无论你是 AI 小白还是有一定基础的技术爱好者,都可以轻松上手,打造属于自己的本地大模型智能助手!

为什么选择 vLLM?

vLLM[1] 是一个高效、易用的大型语言模型(LLM)推理与服务框架 ,最初由加州大学伯克利分校的 Sky 计算实验室[2] 开发,现已成为由学术界与工业界共同维护的开源社区项目。

vLLM 的核心优势在于其卓越的性能和广泛的兼容性:

🚀 为什么 vLLM 推理速度如此出众?

  • PagedAttention 技术 :通过分页管理注意力机制中的键值缓存,极大提升了内存使用效率,有效降低延迟。
  • 优化的 CUDA 内核 :集成了 FlashAttention 和 FlashInfer 等高效计算技术,显著提升推理吞吐量。
  • 高吞吐量解码算法 :支持多种解码策略,如并行采样、束搜索(Beam Search)等,灵活适应不同场景。

🎯 为什么 vLLM 被广泛使用?

  • 与 HuggingFace 模型无缝集成 :无需额外转换,直接加载主流模型。
  • 兼容 OpenAI API 接口 :方便开发者快速迁移或集成已有项目。
  • 支持 Prefix Caching(前缀缓存)与 Multi-LoRA :显著提升服务响应速度与多模型并发能力。

参考vllm官网[3]

一、Huggingface下载模型

安装包Huggingface


 
 
 
 
   
pip install -U huggingface\_hub

添加环境变量,就不存在“需要科学”的问题


 
 
 
 
   
export HF\_ENDPOINT=https://hf-mirror.com

命令行下载


 
 
 
 
   
huggingface-cli download Qwen/Qwen3-32B --local-dir /NV/models\_hf/Qwen/QwQ-32B/

其中,--local-dir 是本地模型的存放路径

更多模型下载方式参考

地表最强SGLang部署本地Qwen3-32B大模型--实战教程

二、vLLM安装&启动

vLLM安装方式主要有两种:pip 安装Docker 安装

⚙️ 如何选择安装方式?

  • pip 安装 :适合已经配置好 PyTorch 环境、不想折腾 Docker 的用户。优点是本地部署更轻量、灵活。
  • Docker 安装 :适合环境管理复杂、想快速部署的用户。
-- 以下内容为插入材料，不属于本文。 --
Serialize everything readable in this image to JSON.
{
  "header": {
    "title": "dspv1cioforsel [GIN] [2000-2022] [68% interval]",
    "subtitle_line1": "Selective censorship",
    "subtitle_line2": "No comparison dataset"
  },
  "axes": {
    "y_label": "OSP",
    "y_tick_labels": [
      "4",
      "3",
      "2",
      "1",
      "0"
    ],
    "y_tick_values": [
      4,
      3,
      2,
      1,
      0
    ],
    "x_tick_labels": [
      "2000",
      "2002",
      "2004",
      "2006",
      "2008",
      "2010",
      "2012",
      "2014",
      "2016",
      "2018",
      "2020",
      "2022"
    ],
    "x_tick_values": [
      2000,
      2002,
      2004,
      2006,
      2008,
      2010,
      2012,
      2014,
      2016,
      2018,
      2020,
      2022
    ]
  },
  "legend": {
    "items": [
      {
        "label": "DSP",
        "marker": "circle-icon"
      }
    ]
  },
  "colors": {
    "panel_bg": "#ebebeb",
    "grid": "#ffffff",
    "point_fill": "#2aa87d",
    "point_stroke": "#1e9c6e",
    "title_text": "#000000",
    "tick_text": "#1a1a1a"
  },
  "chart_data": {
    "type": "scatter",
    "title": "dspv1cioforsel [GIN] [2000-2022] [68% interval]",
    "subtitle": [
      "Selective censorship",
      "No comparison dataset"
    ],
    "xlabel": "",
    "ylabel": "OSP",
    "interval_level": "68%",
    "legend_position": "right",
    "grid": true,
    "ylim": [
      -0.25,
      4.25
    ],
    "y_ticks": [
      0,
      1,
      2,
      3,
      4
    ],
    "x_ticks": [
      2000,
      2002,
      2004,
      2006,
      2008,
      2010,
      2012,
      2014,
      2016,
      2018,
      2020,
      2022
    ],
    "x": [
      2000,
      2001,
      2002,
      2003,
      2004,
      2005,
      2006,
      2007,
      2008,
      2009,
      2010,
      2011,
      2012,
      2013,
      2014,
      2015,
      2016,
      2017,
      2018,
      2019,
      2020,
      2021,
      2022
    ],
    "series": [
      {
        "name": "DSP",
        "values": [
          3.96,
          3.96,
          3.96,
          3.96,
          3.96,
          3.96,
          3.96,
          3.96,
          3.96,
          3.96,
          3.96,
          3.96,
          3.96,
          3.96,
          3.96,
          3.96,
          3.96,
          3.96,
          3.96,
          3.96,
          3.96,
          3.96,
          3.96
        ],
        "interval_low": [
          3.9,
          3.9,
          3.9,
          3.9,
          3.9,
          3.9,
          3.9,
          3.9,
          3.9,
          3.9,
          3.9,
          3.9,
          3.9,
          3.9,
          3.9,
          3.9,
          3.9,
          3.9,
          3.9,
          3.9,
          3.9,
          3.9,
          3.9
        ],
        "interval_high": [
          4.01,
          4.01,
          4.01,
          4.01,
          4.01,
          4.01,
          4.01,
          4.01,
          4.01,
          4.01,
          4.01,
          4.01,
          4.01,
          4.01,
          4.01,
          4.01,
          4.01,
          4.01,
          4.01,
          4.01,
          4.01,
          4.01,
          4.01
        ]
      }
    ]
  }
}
Docker 镜像通常已经集成好依赖库,开箱即用。

方式1:pip安装和部署

安装步骤

    1. 确保你已安装好 PyTorch,并且版本与你的 CUDA 环境兼容。
    1. 使用 pip 安装 vLLM

有时候安装vLLM ,会顺带安装了torch


 
 
 
 
   
pip install vllm

启动本地模型服务


 
 
 
 
   
nohup vllm serve /NV/models\_hf/Qwen/Qwen3-32B \  
--tensor-parallel-size 4 \  
--max-model-len 131072 \  
--port 6001  \  
--enforce-eager \  
--uvicorn-log-level debug \  
--gpu-memory-utilization 0.95 \  
--served-model-name Qwen3-32B \  
 2>&1 &

注意 :路径 /NV/models\_hf/Qwen/QwQ-32B/ 为你之前使用 HuggingFace CLI 下载并保存模型的本地路径。

参数总结表格

| 参数 | 含义 | 推荐值/说明 | | 模型路径 | 要加载的模型位置 | 必须为 HuggingFace 格式 | | --tensor-parallel-size N | 使用 N 张 GPU 并行 | 与 GPU 数量一致 | | --max-model-len N | 支持的最大上下文长度 | 不要超过模型训练长度 | | --port N | HTTP 服务监听端口 | 如 6001、8000 等 | | --enforce-eager | 强制使用 eager 模式 | 用于调试或兼容性 | | --uvicorn-log-level | 日志等级 | debug

, info 等 | | --gpu-memory-utilization | 显存使用率 | 推荐 0.8~0.95 | | --served-model-name | 对外显示的模型名 | 用于 /v1/models 接口 |

方式2:docker安装和部署

搜索合适的镜像,拉取vllm镜像。

picture.image

安装步骤:

访问 Docker Hub 官网

打开 https://hub.docker.com/,搜索 vLLM

拉取合适的镜像

根据你的硬件配置和需求,选择对应 CUDA 版本的镜像 3. 3. 启动容器并加载模型


 
 
 
 
   
docker run --gpus all -v /NV/models\_hf/Qwen/Qwen3-32B/:/models/Qwen3-32B \  
           -p 6001:8000 \  
           vllm/vllm-openai:latest \  
           --host 0.0.0.0 \  
           --model /models/Qwen3-32B

📌 参数说明:

  • -v :将本地模型挂载到容器内
  • -p :将服务端口映射到主机
  • --model :指定模型路径
  • --gpus all :启用所有 GPU 资源(确保已安装 NVIDIA Docker 支持)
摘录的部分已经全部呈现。